Gaussian Process Models

Gaussian Process Models#

This section provides an implementation of Gaussian process (GP) models. A GP can be defined as a stochastic process where any finite collection of random variables has a multivariate Gaussian distribution. Regression models using the concept of GPs can be used to model nonlinear functions effectively and also provide a measure of uncertainty in predictions on previously unseen data points. The process of constructing the GP model starts with setting a GP prior on the unknown nonlinear function, \(f\)

\[p(f|X) = N(f; \mu(X), K(X,X)),\]

where \(X\) represents the training data points, \(\mu(X)\) represents the mean function and \(K(X,X)\) represents the covariance function. To obtain a prediction for an unseen data point, we first create the joint distribution between the training function values and the testing function values. This can be written as

\[\begin{split}p(f,f_*) = N(\begin{bmatrix} f \\ f_* \end{bmatrix}; \begin{bmatrix} \mu(X) \\ \mu(X_*) \end{bmatrix}, \begin{bmatrix} K(X,X) \quad K(X,X_*)\\ K(X_*,X) \quad K(X_*, X_*) \end{bmatrix}),\end{split}\]

where \(f_*\) are the testing function values. The posterior distribution can then be obtained by condition this multivariate Gaussian distribution on the known values of the data

\[p(f_*|X_*, D) = N(f_*; \mu_{f|D}(X_*), K_{f|D}(X_*,X_*)),\]

where

\(\mu_{f|D}(x) = \mu(x) + K(x,X)K(X,X)^{-1}(f-\mu(X)),\)

and

\(K_{f|D}(x, x') = K(x, x') - K(x, X)K(X,X)^{-1}K(X,x'),\)

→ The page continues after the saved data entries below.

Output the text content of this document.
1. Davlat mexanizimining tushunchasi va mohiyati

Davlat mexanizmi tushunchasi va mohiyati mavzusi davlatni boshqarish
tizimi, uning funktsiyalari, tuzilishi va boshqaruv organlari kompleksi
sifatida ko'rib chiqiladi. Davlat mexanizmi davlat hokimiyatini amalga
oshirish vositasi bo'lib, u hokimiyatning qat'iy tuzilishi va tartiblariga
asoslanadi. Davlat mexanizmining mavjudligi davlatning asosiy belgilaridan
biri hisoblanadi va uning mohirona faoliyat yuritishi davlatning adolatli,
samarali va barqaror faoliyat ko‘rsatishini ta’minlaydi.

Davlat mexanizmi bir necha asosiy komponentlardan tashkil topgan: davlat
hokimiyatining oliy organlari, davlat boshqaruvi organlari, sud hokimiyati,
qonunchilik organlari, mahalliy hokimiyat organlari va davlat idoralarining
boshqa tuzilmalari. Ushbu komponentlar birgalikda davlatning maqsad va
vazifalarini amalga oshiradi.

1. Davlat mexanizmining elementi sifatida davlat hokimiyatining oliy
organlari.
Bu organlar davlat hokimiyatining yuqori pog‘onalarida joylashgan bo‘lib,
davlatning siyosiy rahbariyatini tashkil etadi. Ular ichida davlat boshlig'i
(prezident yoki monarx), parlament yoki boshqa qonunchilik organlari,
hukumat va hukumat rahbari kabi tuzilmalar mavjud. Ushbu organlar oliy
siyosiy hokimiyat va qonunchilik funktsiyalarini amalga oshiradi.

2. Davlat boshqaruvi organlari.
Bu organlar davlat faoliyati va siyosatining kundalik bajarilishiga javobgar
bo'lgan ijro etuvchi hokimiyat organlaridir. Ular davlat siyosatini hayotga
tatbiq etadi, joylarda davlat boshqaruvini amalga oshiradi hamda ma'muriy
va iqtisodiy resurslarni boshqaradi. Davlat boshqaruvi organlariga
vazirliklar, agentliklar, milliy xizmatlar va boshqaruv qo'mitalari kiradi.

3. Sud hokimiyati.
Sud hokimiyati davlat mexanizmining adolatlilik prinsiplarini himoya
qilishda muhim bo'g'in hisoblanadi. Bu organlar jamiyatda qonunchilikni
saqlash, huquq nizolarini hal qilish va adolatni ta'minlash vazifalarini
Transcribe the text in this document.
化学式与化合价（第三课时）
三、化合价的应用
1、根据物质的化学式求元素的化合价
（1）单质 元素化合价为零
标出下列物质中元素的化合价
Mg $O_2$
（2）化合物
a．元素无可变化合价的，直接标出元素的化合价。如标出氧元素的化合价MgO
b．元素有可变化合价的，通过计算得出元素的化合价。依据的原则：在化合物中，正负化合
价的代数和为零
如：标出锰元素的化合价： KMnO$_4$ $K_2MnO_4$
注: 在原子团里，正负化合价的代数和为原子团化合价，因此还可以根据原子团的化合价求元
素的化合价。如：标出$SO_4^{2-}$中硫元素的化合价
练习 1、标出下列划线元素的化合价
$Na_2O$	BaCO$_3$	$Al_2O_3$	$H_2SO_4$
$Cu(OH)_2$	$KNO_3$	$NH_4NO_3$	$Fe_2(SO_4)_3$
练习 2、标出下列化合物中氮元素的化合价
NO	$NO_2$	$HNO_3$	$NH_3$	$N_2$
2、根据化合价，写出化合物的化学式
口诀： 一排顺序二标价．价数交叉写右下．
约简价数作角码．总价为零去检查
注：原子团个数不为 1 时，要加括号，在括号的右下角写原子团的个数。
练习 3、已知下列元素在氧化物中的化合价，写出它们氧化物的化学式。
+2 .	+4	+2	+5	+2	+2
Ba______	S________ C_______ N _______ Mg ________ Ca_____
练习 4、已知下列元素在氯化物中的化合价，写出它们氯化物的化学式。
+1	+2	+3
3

and \(D\) represents the training data set of the model. If the data contains observation noise, then the only change required in the above posterior distribution is to change the mean and covariance function to

\(\mu_{f|D}(x) = \mu(x) + K(x,X)(K(X,X)+\sigma_n^2 I)^{-1}(f-\mu(X)),\)

and

\(K_{f|D}(x, x') = K(x, x')+\sigma_n^2 I - K(x, X)(K(X,X)+\sigma_n^2 I)^{-1}K(X,x'),\)

where \(\sigma_n^2\) represents the variance of the observation noise present in the data.

NOTE: A few notes for this section. Make sure to go through these before proceeding to run the code for this section.

This section requires the gpytorch and botorch packages. To install both of them, it is sufficient to run pip install botorch as gpytorch will be installed as a dependency while installing botorch.
Remember to make sure that you have downloaded and installed the latest release of the scimlstudio package before running the code in this section.
You may see a TqdmWarning when importing the packages. This can be safely ignored.